The Centers for Disease Control and Prevention officially published a new charter that grants Health and Human Services Secretary Robert F. Kennedy Jr. broader authority to reshape the influential vaccine panel, ACIP. The new rules significantly expand the expertise required to become an ACIP member and stress vaccine safety, naming among the qualifications for would-be panelists knowledge about “recovery from serious vaccine injuries.” A New York Times report linked that emphasis to a petition from Aaron Siri, a lawyer who has sued vaccine makers and presented at an ACIP meeting last year. The charter also added new vaccine-skeptical organizations, such as the Independent Medical Alliance, as “liaisons” that help ACIP work groups review data. The panel has been effectively paralyzed by a federal judge’s ruling last month that stated many new members chosen by Kennedy "appear distinctly unqualified."
Vivatides Therapeutics has secured a $54 million Series A round to develop next-generation RNA drugs. The Suzhou, China and Boston-based company said in a Friday statement that it has built a "differentiated" method of delivering RNA-based therapies to tissues outside the liver, and can apply that approach to antisense oligonucleotides and small interfering RNA, two popular types of nucleic acid therapies. Co-led by Qiming Venture Partners, the financing will help Vivatides advance "multiple" programs into clinical development.
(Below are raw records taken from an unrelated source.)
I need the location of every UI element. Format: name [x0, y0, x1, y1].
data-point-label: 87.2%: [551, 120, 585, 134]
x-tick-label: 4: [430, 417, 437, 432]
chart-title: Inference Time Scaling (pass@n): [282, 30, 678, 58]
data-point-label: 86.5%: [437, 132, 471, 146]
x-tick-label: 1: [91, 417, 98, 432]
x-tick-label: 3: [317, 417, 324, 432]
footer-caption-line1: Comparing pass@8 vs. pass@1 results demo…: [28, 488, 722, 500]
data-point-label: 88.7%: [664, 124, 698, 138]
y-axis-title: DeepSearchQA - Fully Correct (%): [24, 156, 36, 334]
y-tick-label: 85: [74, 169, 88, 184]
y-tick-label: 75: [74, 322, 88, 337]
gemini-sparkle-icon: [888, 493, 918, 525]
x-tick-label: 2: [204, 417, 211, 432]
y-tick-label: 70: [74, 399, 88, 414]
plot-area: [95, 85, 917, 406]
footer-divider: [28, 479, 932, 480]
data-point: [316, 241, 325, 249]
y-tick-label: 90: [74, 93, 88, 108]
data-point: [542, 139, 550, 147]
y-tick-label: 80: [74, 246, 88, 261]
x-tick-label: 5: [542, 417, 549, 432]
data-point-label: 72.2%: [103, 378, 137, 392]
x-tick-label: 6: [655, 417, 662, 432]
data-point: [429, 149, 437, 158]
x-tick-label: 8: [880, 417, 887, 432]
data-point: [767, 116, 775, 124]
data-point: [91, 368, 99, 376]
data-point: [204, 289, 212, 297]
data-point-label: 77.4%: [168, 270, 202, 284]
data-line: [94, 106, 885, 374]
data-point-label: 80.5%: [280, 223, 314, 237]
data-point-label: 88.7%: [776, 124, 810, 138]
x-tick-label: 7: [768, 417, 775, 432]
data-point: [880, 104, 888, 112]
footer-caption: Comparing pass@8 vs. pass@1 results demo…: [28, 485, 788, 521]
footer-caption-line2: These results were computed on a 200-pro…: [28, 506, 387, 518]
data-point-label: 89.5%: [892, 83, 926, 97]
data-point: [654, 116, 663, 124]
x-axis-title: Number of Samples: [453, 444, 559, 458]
Gilead Sciences has exercised an option to license a protein-degrading drug from Kymera Therapeutics. The move announced Thursday hands Gilead rights to a preclinical drug candidate called KT-200 and that’s designed to degrade CDK2, a known driver of tumor growth. CDK2 is a popular target among protein degradation companies, a few of which are aiming to show that their approach is superior to drugs that block the protein instead. Gilead acquired an option to KT-200 through a deal last June, and will pay $45 million to acquire drug rights.
Roche also tapped into a form of targeted protein degradation Thursday via a new deal with C4 Therapeutics. The collaboration centers around “degrader-antibody conjugates,” which link a targeting antibody to a protein-degrading molecule. The approach has gained attention of late, and Roche and C4 intend to use it to develop new cancer medicines. The partners will collaborate on up to two programs against undisclosed oncology targets, with C4 designing the degrader payloads and Roche leading work on the antibody and linking molecule. C4 will get $20 million upfront and could receive more than $1 billion overall in the deal.
The U.S. government on Wednesday awarded Shionogi a contract to help boost production of an antibiotic that can help thwart drug-resistant bacteria. Through the deal, Shionogi will establish a U.S. manufacturing site for its antibiotic Fetroja, advance it for treatment of infections caused by certain "high priority biothreat pathogens,” and seek Food and Drug Administration clearance of the treatment in children, the company said in a statement. Shionogi will receive $119 million initially, and could get up to $482 million overall.